Benjamin Rapoport takes the intellectual life seriously and, in an effort to establish a rational foundation for his faith in God, he read the great French philosopher Descartes. The latter’s proof for the existence of God felt empty to this young scholar: the philosopher’s perfect being was not what Ben meant when he thought of God.

Then, turning to the British philosopher David Hume, Ben discovered causality as the key concept for the seeker of God. “No one believes that we live in a causeless universe,” Ben explains. “Everyone goes to bed believing that the rules of the universe will be the same the next morning.”

This college senior believes that “the orderliness of the universe is close to God Himself. God is the source of all the rules and thus of all the answers.”

So asking the questions becomes the way of engaging God. It may make dealing with God a struggle but, when you discover answers you know that you have received something precious. “To know an answer,” Ben announces, “is to acquire a piece of God.”

He compares human beings to blind spiders spinning webs in a forest. When you walk in the woods early in the morning, you see the forest sparkle and webs shine with light. “If we run into a new leaf or branch,” he explains, “we can extend the web of what we know. But the web itself is almost invisible and is certainly insignificant compared with the rest of the forest.”

Ben goes on to talk about what it means to be young. Youth is the time when “what is known sparkles.” It is the season of life for finding out “what no one else has seen.” And, finally, this idealistic seeker adds: “Being young also means that ordinary is not part of your vocabulary.”

Returning to an earlier theme, Ben proclaims that “part of the divine struggle is to resist ordinariness.”

For this young man so committed to the struggle, faith means “that my questions have answers.” And it makes intellectual inquiry a holy activity.
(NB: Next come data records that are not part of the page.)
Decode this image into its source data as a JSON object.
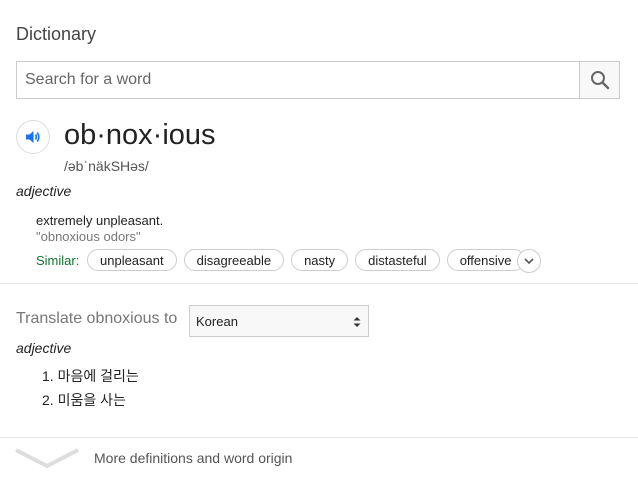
{
  "header": {
    "title": "Dictionary"
  },
  "search": {
    "placeholder": "Search for a word",
    "value": ""
  },
  "entry": {
    "word": "ob·nox·ious",
    "pronunciation": "/əbˈnäkSHəs/",
    "part_of_speech": "adjective",
    "definition": "extremely unpleasant.",
    "example": "\"obnoxious odors\"",
    "similar_label": "Similar:",
    "similar": [
      "unpleasant",
      "disagreeable",
      "nasty",
      "distasteful",
      "offensive"
    ]
  },
  "translate": {
    "label": "Translate obnoxious to",
    "language": "Korean",
    "part_of_speech": "adjective",
    "items": [
      "1. 마음에 걸리는",
      "2. 미움을 사는"
    ]
  },
  "footer": {
    "more_label": "More definitions and word origin"
  },
  "colors": {
    "accent_blue": "#1a73e8",
    "similar_green": "#137333"
  },
  "icons": [
    "search-icon",
    "speaker-icon",
    "chevron-down-icon",
    "select-arrows-icon"
  ]
}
The word “shalem” means “whole” or “complete” or “a healed person.” Jacob, by daring to struggle with the divine became whole, healed, strengthened.

This is some of what Benjamin Rapoport said in explaining his faith to a group of adults gathered before a Sunday church service. In response, members of the audience asked questions and offered comments.

Karen Armstrong, whose books about religion have found attracted many readers, commented about the power of the Jewish faith. “One of the things that attracted me,” she said, “were the endless questions.” To her, the lack of final answers remains part of Judaism’s genius.

Diana Eck, a scholar of world religions, observed that “the messiness of faith comes in interpersonal issues.” She sees the world as fractured, needing repair. “Something is broken, it’s our job to fix it,” she said.

If I had any quarrel with this brilliant presentation, it came as Ben talked about youth. Would that in reality the “ordinary” forms no part of young people’s thinking! I am acquainted with too many of them ever to imagine this is true.

I also insist that people who have advanced to mature years and old age can also carry on the search for reality. They, too, can break out of the ordinary, ask questions, and discover answers. In fact, I like to think of searching for God as an activity shared by young and old that can bring us closer together.